DONALD TRUMP’S indictment for trying to overturn the 2020 presidential election will only emphasise the US’s ongoing crisis of legitimacy.
Given the dominance of the United States over the political West — which has grown stronger even as its global clout has waned — there will be consequences this side of the Atlantic too.
The US state is understandably keen to thoroughly discredit an out-of-control ex-president who showed scant regard for political conventions or the law, national or international — and, much worse, was open about it.
US presidents routinely break international law — through invasions, illegal sanctions, murder by drone — but none but Trump would casually mortify the whole Nato establishment by admitting that oil interests were the sole reason for military intervention in Syria, and for Washington’s obsession with regime change in Venezuela.
Trump’s ongoing denial that the 2020 election result was valid strikes at the heart of the US political system. The evidence that he was consciously trying to subvert it is strong. On those grounds his prosecution makes sense.
But that doesn’t mean it will work.
Trump’s large and angry fan base was maintained through a disastrous presidency. He remains by far the favourite to be Republican candidate for president next time — a New York Times/Siena College poll this week put him on 54 per cent support among likely voters in that contest, with the second-placed candidate Ron DeSantis on 17 per cent.
Since his defeat it has been difficult for Republican candidates to win nomination if they distance themselves from him, or express scepticism about his stolen election narrative. One of the two main parties of US capitalism has been taken over.

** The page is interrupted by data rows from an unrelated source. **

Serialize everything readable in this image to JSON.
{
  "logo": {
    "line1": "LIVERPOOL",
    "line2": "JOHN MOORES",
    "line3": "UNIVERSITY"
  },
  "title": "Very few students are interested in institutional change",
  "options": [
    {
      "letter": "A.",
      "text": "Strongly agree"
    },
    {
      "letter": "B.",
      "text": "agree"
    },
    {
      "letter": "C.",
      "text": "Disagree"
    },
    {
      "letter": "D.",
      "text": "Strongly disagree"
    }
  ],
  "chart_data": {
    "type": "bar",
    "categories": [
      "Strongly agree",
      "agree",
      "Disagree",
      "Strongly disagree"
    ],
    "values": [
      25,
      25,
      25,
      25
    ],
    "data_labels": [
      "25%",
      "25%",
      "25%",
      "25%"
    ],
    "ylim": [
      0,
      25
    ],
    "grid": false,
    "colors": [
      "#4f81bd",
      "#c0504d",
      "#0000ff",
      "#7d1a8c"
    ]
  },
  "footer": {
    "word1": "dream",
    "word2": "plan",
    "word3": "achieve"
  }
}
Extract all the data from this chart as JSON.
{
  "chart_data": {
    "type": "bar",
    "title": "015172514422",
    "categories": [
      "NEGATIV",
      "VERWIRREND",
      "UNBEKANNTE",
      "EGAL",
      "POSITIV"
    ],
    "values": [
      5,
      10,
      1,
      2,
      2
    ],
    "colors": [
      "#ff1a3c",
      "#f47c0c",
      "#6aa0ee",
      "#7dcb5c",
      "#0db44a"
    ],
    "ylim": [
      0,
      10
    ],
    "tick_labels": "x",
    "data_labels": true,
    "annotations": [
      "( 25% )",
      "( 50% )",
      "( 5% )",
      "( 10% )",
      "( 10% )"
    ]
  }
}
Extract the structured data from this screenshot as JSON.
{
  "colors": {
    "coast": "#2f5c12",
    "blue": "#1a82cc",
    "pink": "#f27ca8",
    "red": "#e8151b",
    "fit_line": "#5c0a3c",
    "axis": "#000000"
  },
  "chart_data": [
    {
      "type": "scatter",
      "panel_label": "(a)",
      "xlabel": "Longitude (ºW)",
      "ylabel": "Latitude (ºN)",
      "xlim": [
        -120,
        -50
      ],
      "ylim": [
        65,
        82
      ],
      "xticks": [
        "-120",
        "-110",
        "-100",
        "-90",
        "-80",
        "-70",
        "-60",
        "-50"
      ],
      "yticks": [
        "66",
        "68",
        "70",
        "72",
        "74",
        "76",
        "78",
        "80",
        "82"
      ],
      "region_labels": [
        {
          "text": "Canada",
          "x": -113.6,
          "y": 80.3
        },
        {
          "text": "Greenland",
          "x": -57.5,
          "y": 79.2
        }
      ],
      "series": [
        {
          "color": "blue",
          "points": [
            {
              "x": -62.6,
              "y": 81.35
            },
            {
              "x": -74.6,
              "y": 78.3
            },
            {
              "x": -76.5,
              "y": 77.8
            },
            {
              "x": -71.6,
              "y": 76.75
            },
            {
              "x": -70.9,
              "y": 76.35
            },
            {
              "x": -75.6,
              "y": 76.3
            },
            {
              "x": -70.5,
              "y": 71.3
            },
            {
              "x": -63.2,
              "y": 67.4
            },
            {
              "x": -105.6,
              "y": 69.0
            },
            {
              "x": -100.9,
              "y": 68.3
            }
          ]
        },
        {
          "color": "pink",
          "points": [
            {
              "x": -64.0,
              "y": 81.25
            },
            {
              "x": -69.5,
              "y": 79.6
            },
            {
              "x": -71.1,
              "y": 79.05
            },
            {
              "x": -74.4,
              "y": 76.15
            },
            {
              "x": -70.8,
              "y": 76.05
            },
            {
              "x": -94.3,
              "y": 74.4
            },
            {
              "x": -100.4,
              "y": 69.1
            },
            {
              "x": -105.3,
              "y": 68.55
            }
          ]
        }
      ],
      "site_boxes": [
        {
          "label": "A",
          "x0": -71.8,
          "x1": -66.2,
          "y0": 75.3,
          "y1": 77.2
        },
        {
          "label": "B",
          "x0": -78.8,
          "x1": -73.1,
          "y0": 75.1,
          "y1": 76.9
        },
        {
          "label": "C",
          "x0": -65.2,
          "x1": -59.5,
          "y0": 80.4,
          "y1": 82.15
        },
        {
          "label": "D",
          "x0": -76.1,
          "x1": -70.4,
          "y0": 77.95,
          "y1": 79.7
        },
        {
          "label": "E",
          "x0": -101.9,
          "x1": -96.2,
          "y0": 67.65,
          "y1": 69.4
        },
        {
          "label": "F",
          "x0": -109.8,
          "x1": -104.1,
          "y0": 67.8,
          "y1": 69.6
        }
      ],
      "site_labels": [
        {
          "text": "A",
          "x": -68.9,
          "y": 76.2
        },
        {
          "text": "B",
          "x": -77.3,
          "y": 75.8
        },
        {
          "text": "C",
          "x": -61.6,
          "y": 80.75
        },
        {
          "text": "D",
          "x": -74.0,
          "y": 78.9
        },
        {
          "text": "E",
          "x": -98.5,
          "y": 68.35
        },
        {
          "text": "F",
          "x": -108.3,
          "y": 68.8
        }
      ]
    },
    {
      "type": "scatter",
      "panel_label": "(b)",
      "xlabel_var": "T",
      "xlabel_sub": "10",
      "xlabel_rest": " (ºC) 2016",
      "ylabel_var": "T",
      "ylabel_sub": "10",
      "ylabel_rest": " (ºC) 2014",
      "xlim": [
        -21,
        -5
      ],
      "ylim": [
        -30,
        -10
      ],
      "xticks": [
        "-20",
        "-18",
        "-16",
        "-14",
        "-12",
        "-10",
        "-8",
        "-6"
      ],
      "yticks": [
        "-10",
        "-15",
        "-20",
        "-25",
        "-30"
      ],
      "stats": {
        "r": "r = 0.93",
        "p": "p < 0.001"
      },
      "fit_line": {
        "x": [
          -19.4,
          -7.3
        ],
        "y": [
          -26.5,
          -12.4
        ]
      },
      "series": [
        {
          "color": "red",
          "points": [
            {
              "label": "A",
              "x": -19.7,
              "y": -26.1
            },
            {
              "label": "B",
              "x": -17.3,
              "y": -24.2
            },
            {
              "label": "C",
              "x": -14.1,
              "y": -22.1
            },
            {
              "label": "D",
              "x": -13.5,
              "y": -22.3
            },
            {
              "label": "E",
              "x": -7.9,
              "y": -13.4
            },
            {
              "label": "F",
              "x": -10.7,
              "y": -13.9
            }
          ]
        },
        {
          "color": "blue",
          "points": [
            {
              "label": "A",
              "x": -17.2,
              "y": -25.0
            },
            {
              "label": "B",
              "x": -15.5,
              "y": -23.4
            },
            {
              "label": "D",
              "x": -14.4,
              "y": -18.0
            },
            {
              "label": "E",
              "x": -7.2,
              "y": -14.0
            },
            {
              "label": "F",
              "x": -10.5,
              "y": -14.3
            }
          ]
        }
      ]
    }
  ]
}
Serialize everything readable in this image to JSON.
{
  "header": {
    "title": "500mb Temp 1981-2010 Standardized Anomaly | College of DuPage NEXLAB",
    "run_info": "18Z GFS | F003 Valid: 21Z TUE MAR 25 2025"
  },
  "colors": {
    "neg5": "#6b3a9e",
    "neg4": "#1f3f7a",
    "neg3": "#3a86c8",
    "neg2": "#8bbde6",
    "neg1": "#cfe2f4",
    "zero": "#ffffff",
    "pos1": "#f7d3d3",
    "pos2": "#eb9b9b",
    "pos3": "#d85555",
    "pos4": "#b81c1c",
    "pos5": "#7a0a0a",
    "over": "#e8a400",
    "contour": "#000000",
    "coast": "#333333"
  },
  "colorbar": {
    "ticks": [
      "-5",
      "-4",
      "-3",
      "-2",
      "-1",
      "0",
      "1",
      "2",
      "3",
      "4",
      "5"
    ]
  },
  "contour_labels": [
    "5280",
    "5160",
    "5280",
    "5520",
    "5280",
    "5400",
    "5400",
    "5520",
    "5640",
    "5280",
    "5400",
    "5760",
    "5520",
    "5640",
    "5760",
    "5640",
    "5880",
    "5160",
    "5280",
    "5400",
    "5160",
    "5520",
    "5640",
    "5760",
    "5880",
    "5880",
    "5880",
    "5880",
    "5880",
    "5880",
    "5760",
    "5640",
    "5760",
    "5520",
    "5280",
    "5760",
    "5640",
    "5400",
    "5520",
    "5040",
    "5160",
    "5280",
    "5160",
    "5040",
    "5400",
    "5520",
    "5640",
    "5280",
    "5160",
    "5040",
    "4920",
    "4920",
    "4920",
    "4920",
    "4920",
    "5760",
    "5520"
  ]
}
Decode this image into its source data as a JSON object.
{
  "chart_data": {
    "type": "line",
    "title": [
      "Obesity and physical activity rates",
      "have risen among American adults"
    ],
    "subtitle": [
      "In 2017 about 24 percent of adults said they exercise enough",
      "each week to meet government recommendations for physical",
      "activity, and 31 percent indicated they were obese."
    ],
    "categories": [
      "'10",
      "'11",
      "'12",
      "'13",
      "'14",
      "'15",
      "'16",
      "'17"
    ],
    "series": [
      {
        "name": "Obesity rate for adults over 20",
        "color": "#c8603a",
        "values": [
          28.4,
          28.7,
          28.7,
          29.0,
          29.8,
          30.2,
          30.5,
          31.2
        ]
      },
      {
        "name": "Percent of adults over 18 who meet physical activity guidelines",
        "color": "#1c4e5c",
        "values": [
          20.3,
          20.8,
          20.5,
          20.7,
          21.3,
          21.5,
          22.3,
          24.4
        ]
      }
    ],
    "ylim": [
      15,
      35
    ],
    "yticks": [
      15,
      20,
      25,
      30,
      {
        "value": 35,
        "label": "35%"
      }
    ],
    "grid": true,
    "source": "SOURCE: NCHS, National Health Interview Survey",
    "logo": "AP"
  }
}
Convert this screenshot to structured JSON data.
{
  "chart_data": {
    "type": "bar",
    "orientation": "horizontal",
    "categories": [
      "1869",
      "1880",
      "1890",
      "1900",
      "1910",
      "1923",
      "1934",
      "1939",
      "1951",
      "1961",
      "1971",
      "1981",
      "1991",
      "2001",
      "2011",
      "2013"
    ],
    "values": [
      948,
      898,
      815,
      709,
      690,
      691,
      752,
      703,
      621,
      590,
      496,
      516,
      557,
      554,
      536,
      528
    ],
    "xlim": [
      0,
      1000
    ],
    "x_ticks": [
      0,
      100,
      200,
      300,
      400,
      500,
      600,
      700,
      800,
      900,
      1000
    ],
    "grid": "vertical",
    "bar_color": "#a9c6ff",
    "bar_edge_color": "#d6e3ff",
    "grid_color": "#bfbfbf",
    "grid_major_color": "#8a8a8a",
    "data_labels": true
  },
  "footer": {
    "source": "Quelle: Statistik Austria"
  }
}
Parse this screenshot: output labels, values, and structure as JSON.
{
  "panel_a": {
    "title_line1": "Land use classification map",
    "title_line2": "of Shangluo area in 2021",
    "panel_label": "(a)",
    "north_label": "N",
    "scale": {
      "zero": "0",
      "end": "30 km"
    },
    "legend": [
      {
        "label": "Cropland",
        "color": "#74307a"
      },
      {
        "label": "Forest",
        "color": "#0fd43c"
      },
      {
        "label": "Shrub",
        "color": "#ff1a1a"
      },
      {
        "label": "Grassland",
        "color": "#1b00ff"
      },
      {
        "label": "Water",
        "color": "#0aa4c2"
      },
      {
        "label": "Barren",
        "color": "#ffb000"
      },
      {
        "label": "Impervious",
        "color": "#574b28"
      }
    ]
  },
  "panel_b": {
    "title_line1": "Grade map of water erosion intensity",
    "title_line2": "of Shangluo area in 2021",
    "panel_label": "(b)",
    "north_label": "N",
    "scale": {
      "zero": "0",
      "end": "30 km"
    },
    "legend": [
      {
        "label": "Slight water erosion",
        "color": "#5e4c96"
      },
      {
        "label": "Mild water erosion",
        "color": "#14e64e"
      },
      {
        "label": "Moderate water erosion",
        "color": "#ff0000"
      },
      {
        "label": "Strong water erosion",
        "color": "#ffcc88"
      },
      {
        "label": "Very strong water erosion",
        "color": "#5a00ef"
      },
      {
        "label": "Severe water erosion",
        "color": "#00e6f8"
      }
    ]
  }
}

That points to the scale of resentment across the US at perceived political elites — and at the left’s failure to mobilise it in a socialist direction.
There was a time when the Trump-Bernie Sanders polarisation seemed analogous to the Boris Johnson-Jeremy Corbyn divide in Britain.
Those days are gone. Sanders and the “squad” of left-wing congresswomen have been incorporated into mildly critical support for the Biden presidency, something made easier by their general support for US imperialism abroad.
Here, Corbyn’s own consistent anti-imperialism rules out any such accommodation, but a similar process is evident among those of his former supporters who remain in Labour.
The main difference between Britain and the US is that here the insurgency has been quashed on right and left. But even that is misleading. If the “centrists” are back in charge, they have become a lot more like the far right in the process.
Rishi Sunak might present himself as a sober-minded manager of the status quo — as does Keir Starmer — but in ripping up long-accepted rights to protest or to strike and casting aside international conventions on refugees, he is fronting a hard-right assault on democratic rights more thorough than Trump’s.
And that vicious, hate-mongering, uber-authoritarian Tory Party is the one whose policies Labour shadows closely.
A Labour that says it will allow Tory policing laws to “bed in” and scaremongers over boat arrivals does not promise even a Biden-style shift. If Trumpism remains a force in US politics, something with many of its worst features now dominates at Westminster, where the priority is not exploiting popular discontent but silencing it.
Even if jailed, Trump could still run again for president. The implications for US stability are hard to assess, and may make the state even more erratic and aggressive on the world stage.
Britain’s tragedy is a cross-party political elite who could follow a Trump Take Two presidency as easily as a Democrat administration. All the more reason a real, left opposition must be built — not just to privatisation and pay cuts at home, but to our servile relationship with US imperialism.